Pelke hält die Gleichstellung beim Gleichstellungsbeauftragten für kontraproduktiv. Jedenfalls, solange Frauen im Alltag noch in großem Umfang Benachteiligungen erleiden. Die SPD-Frau ist mit ihrer Meinung nicht allein. Gleichstellungsfragen müssen aus dem Blickwinkel von Frauen behandelt werden, springt Andre Blechschmidt ihr im Namen der Linke-Fraktion bei. Das könnten Männer nun mal nicht leisten. Männliche Beauftragte seien also "nicht hilfreich", punktum. Die Grünen stoßen in das gleiche Horn. Gerade der Problembereich häusliche und sexuelle Gewalt sei von Männern "kaum zu vertreten", echot die Grüne Astrid Rothe-Beinlich die Stellungnahme des Landesfrauenrats und der Landesarbeitsgemeinschaft kommunaler Gleichstellungsbeauftragter. Grünen-Fraktionschefin Anja Siegesmund gibt sich zwiespältig. Es werde die Zeit kommen, dass auch Männer für diese Ämter geeignet sind, sagt sie. Aber noch sei es nicht so weit.

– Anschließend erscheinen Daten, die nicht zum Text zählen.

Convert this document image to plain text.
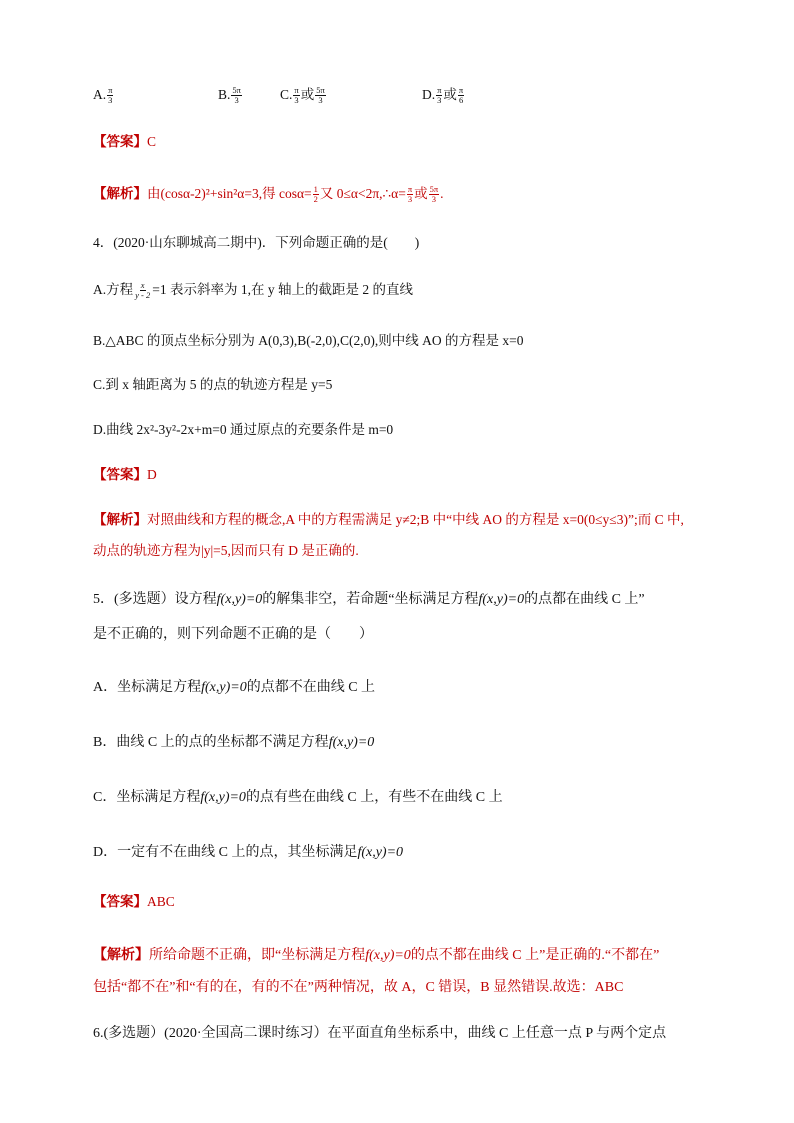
A. $\frac{\pi}{3}$	B. $\frac{5\pi}{3}$	C. $\frac{\pi}{3}$ 或 $\frac{5\pi}{3}$	D. $\frac{\pi}{3}$ 或 $\frac{\pi}{6}$
【答案】C
【解析】由(cosα-2)²+sin²α=3,得 $\cos\alpha= \frac{1}{2}$ 又 0≤α<2π,∴α= $\frac{\pi}{3}$ 或 $\frac{5\pi}{3}$ .
4．(2020·山东聊城高二期中)．下列命题正确的是(　　)
A.方程 $\frac{x}{y - 2} =1$ 表示斜率为 1,在 y 轴上的截距是 2 的直线
B.△ABC 的顶点坐标分别为 A(0,3),B(-2,0),C(2,0),则中线 AO 的方程是 x=0
C.到 x 轴距离为 5 的点的轨迹方程是 y=5
D.曲线 2x²-3y²-2x+m=0 通过原点的充要条件是 m=0
【答案】D
【解析】对照曲线和方程的概念,A 中的方程需满足 y≠2;B 中“中线 AO 的方程是 x=0(0≤y≤3)”;而 C 中,
动点的轨迹方程为|y|=5,因而只有 D 是正确的.
5．(多选题）设方程f(x,y)=0的解集非空，若命题“坐标满足方程f(x,y)=0的点都在曲线 C 上”
是不正确的，则下列命题不正确的是（　　）
A．坐标满足方程f(x,y)=0的点都不在曲线 C 上
B．曲线 C 上的点的坐标都不满足方程f(x,y)=0
C．坐标满足方程f(x,y)=0的点有些在曲线 C 上，有些不在曲线 C 上
D．一定有不在曲线 C 上的点，其坐标满足f(x,y)=0
【答案】ABC
【解析】所给命题不正确，即“坐标满足方程f(x,y)=0的点不都在曲线 C 上”是正确的.“不都在”
包括“都不在”和“有的在，有的不在”两种情况，故 A，C 错误，B 显然错误.故选：ABC
6.(多选题）(2020·全国高二课时练习）在平面直角坐标系中，曲线 C 上任意一点 P 与两个定点
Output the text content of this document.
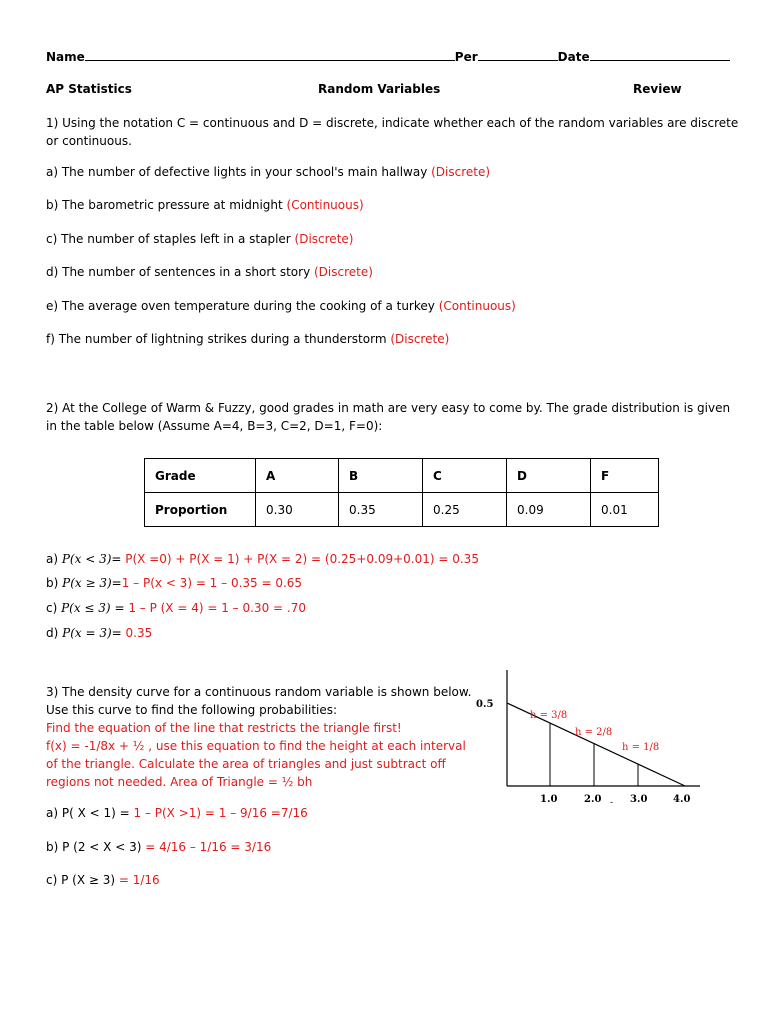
Name	Per	Date
AP Statistics	Random Variables	Review
1) Using the notation C = continuous and D = discrete, indicate whether each of the random variables are discrete
or continuous.
a) The number of defective lights in your school's main hallway (Discrete)
b) The barometric pressure at midnight (Continuous)
c) The number of staples left in a stapler (Discrete)
d) The number of sentences in a short story (Discrete)
e) The average oven temperature during the cooking of a turkey (Continuous)
f) The number of lightning strikes during a thunderstorm (Discrete)
2) At the College of Warm & Fuzzy, good grades in math are very easy to come by. The grade distribution is given
in the table below (Assume A=4, B=3, C=2, D=1, F=0):
Grade	A	B	C	D	F
Proportion	0.30	0.35	0.25	0.09	0.01
a) P(x < 3)= P(X =0) + P(X = 1) + P(X = 2) = (0.25+0.09+0.01) = 0.35
b) P(x ≥ 3)=1 – P(x < 3) = 1 – 0.35 = 0.65
c) P(x ≤ 3) = 1 – P (X = 4) = 1 – 0.30 = .70
d) P(x = 3)= 0.35
3) The density curve for a continuous random variable is shown below.
Use this curve to find the following probabilities:
Find the equation of the line that restricts the triangle first!
f(x) = -1/8x + ½ , use this equation to find the height at each interval
of the triangle. Calculate the area of triangles and just subtract off
regions not needed. Area of Triangle = ½ bh
a) P( X < 1) = 1 – P(X >1) = 1 – 9/16 =7/16
b) P (2 < X < 3) = 4/16 – 1/16 = 3/16
c) P (X ≥ 3) = 1/16
0.5
1.0	2.0	3.0	4.0
-
h = 3/8
h = 2/8
h = 1/8
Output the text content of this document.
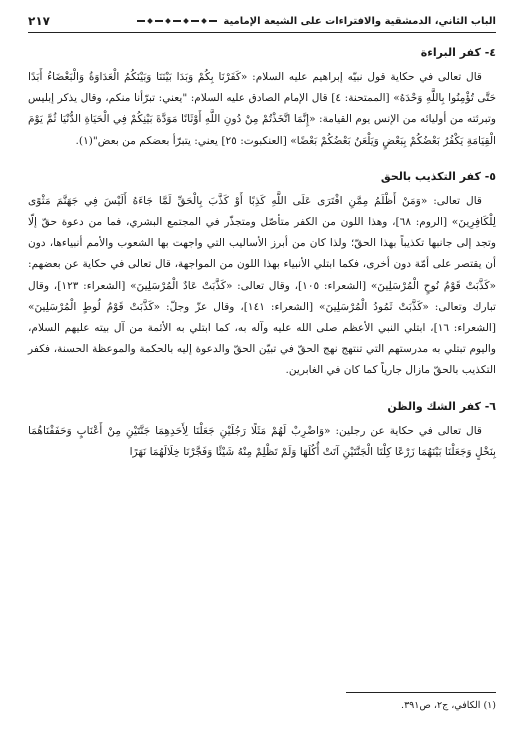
الباب الثاني، الدمشقية والافتراءات على الشيعة الإمامية
٢١٧
٤- كفر البراءة

قال تعالى في حكاية قول نبيّه إبراهيم عليه السلام: «كَفَرْنَا بِكُمْ وَبَدَا بَيْنَنَا وَبَيْنَكُمُ الْعَدَاوَةُ وَالْبَغْضَاءُ أَبَدًا حَتَّى تُؤْمِنُوا بِاللَّهِ وَحْدَهُ» [الممتحنة: ٤] قال الإمام الصادق عليه السلام: "يعني: تبرّأنا منكم، وقال يذكر إبليس وتبرئته من أوليائه من الإنس يوم القيامة: «إِنَّمَا اتَّخَذْتُمْ مِنْ دُونِ اللَّهِ أَوْثَانًا مَوَدَّةَ بَيْنِكُمْ فِي الْحَيَاةِ الدُّنْيَا ثُمَّ يَوْمَ الْقِيَامَةِ يَكْفُرُ بَعْضُكُمْ بِبَعْضٍ وَيَلْعَنُ بَعْضُكُمْ بَعْضًا» [العنكبوت: ٢٥] يعني: يتبرّأ بعضكم من بعض"(١).

٥- كفر التكذيب بالحق

قال تعالى: «وَمَنْ أَظْلَمُ مِمَّنِ افْتَرَى عَلَى اللَّهِ كَذِبًا أَوْ كَذَّبَ بِالْحَقِّ لَمَّا جَاءَهُ أَلَيْسَ فِي جَهَنَّمَ مَثْوًى لِلْكَافِرِينَ» [الروم: ٦٨]، وهذا اللون من الكفر متأصّل ومتجذّر في المجتمع البشري، فما من دعوة حقّ إلّا وتجد إلى جانبها تكذيباً بهذا الحقّ؛ ولذا كان من أبرز الأساليب التي واجهت بها الشعوب والأمم أنبياءها، دون أن يقتصر على أمّة دون أخرى، فكما ابتلي الأنبياء بهذا اللون من المواجهة، قال تعالى في حكاية عن بعضهم: «كَذَّبَتْ قَوْمُ نُوحٍ الْمُرْسَلِينَ» [الشعراء: ١٠٥]، وقال تعالى: «كَذَّبَتْ عَادٌ الْمُرْسَلِينَ» [الشعراء: ١٢٣]، وقال تبارك وتعالى: «كَذَّبَتْ ثَمُودُ الْمُرْسَلِينَ» [الشعراء: ١٤١]، وقال عزّ وجلّ: «كَذَّبَتْ قَوْمُ لُوطٍ الْمُرْسَلِينَ» [الشعراء: ١٦]، ابتلي النبي الأعظم صلى الله عليه وآله به، كما ابتلي به الأئمة من آل بيته عليهم السلام، واليوم تبتلي به مدرستهم التي تنتهج نهج الحقّ في تبيّن الحقّ والدعوة إليه بالحكمة والموعظة الحسنة، فكفر التكذيب بالحقّ مازال جارياً كما كان في الغابرين.

٦- كفر الشك والظن

قال تعالى في حكاية عن رجلين: «وَاضْرِبْ لَهُمْ مَثَلًا رَجُلَيْنِ جَعَلْنَا لِأَحَدِهِمَا جَنَّتَيْنِ مِنْ أَعْنَابٍ وَحَفَفْنَاهُمَا بِنَخْلٍ وَجَعَلْنَا بَيْنَهُمَا زَرْعًا كِلْتَا الْجَنَّتَيْنِ آتَتْ أُكُلَهَا وَلَمْ تَظْلِمْ مِنْهُ شَيْئًا وَفَجَّرْنَا خِلَالَهُمَا نَهَرًا

(١) الكافي، ج٢، ص٣٩١.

Die FDP ist schon lange so weit. Es war eigentlich ihre Idee, nicht allein Frauen für die Ämterbesetzung zuzulassen. "Sonst hätten wir den umgekehrten Fall von Diskriminierung", freut sich der Ostthüringer Liberale Dirk Bergner, dass die Koalition die Sache aufgriff. Sein Parteikollege Thomas Kemmerich hatte im Gleichstellungsausschuss aufmerksam verfolgt, was die Nutzer des Online-Diskussionsforums dazu sagten. Große Zustimmung. Die Linke findet den digitalen Kontakt zum Wähler zwar auch "phantastisch", bleibt aber bei ihrer Meinung. Frauenverbände in ganz Deutschland, prophezeit die Abgeordnete Karola Stange, werden entsetzt sein, was Thüringen da für ein Gesetz beschließt.